If your CSV data has commas embedded in the text fields, then awk
is no longer suitable; you need a tool with explicit support for CSV format — Perl and Python both have suitable modules.
awk -F, 'BEGIN { n = 0; OFS = ","; }
NR==FNR { lo[n] = $1; hi[n] = $2; i1[n] = $3; i2[n] = $4; n++ }
NR!=FNR { i = search($4)
print $1, $2, $3, $4, $5, $6, $7, i1[i], i2[i];
}
function search(i, l, h, m)
{
l = 0; h = n - 1;
while (l <= h)
{
m = int((l + h)/2);
if (i >= lo[m] && i <= hi[m])
return m;
else if (i < lo[m])
h = m - 1;
else
l = m + 1;
}
return 0; # Should not get here
}' file2 file1
Not all that hard to write the binary search. This gives the same result as the original script on the sample data. It has not been exhaustively tested, but appears to work.

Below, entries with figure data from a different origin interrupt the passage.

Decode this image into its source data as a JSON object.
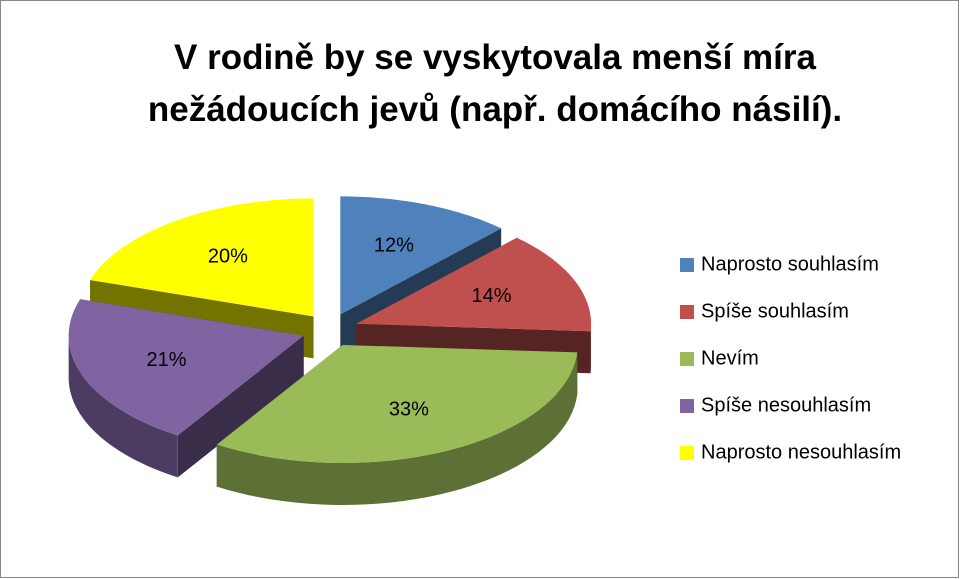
{
  "chart_data": {
    "type": "pie",
    "title": "V rodině by se vyskytovala menší míra nežádoucích jevů (např. domácího násilí).",
    "categories": [
      "Naprosto souhlasím",
      "Spíše souhlasím",
      "Nevím",
      "Spíše nesouhlasím",
      "Naprosto nesouhlasím"
    ],
    "values": [
      12,
      14,
      33,
      21,
      20
    ],
    "value_labels": [
      "12%",
      "14%",
      "33%",
      "21%",
      "20%"
    ],
    "colors": [
      "#4f81bd",
      "#c0504d",
      "#9bbb59",
      "#8064a2",
      "#ffff00"
    ],
    "legend": "right"
  }
}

Note that the code does not really handle missing ranges in file2
; it assumes that the ranges are contiguous but non-overlapping and in sorted order and cover all the values that can appear in the serial column of file1
. If those assumptions are not valid, you get erratic behaviour until you fix either the code or the data.